B3 Bachelor A Spirit Tale  

Team

  • Bartholomäus Berresheim
  • Juri Wiechmann
  • Marie Lencer
  • Nima Azimihashemi
  • Nuri Son
  • Pauline Röhr

Supervision

Prof. Dr.-Ing. David Strippgen
tech stack visualized
Our tech stack

Unity & Oculus VR

The Project was presented as an Oculus Quest VR Game in Unity from the very beginning - and we were quite happy with these tools. While some of us already had some experience in Unity, we still took our time to get to know the engine properly. Oculus offers an Integration Package for Unity, which helped us to get started with VR development. While the Oculus Quest is not the most powerful VR headset, there were many instances in which we were glad to be working with standalone VR headsets that did not need to be plugged into a PC. However, as of recently, Oculus VR can only be used with a Facebook account, which was unfortunate because we had to share our credit card information to get a developer account, and we partly had to share accounts, since some credit cards were not accepted. We also ran into compatibility problems with Oculus support on MacOS, which slowed down development and testing. Nonetheless, the overall work with the Oculus Quest was a positive experience.

GitHub

Many of us had little to no experience with Git at the beginning of this project.

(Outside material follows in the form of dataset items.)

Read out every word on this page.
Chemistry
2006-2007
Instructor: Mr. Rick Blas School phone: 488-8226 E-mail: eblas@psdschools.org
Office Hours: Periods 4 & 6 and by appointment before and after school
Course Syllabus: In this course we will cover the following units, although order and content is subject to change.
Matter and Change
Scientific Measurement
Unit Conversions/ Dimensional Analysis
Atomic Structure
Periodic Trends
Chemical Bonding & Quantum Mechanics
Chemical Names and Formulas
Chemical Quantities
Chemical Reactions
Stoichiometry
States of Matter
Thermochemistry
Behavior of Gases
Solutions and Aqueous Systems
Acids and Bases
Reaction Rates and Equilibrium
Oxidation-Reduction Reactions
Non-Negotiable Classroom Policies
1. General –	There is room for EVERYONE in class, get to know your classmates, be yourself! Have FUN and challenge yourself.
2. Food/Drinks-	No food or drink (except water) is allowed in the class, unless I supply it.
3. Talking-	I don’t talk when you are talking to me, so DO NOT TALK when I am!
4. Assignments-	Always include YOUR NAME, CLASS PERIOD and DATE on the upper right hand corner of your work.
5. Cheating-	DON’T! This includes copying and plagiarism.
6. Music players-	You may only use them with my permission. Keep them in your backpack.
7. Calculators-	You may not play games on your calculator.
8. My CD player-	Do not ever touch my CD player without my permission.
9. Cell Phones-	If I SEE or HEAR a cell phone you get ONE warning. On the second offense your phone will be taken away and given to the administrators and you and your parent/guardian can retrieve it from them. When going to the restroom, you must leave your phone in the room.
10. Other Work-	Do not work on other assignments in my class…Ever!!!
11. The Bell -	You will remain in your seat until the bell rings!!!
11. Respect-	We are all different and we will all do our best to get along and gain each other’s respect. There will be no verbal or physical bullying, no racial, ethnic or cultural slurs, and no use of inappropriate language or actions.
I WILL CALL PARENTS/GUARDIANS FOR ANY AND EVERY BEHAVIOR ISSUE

Luckily those with more experience were able to help and recommended useful tools to learn Git. We also decided on a Git workflow at the beginning of our development and documented it in our repository to avoid at least some merge conflicts and risk losing our work. We used GitHub over any other tool since we wanted to share our code publicly. Since we are using paid assets in our game, we have shared our code in a separate repository, which does not include the mentioned assets. We made a lot of use of the review functionality in GitHub, because we had decided to do code reviews on all of our pull requests.

Maya & Blender

For some of our ideas we could not find any free or affordable assets that would suit our needs perfectly. So we created them ourselves first in Maya, then in Blender. We started with Maya because we already had some experience with it thanks to the IMI 3D-Design course. However we realized, that the support and help provided by the community is way more active on Youtube with another 3D-Modeling software, Blender. So we started to use Blender and achieved some satisfying results.

Project Management

Our main communication tool was Discord, where we had multiple text and voice channels to share resources, discuss tasks and hold team meetings. To organize our tasks we worked with Trello where we had one board with multiple lists – one for each step of the development. Each task was assigned to at least one team member and we added labels to mark the importance and urgency of a task. If there ever was the need to write something down, such as our game concepts, the game story, and meeting protocols, we used Google Docs for it. This way multiple team members could work together at the same time.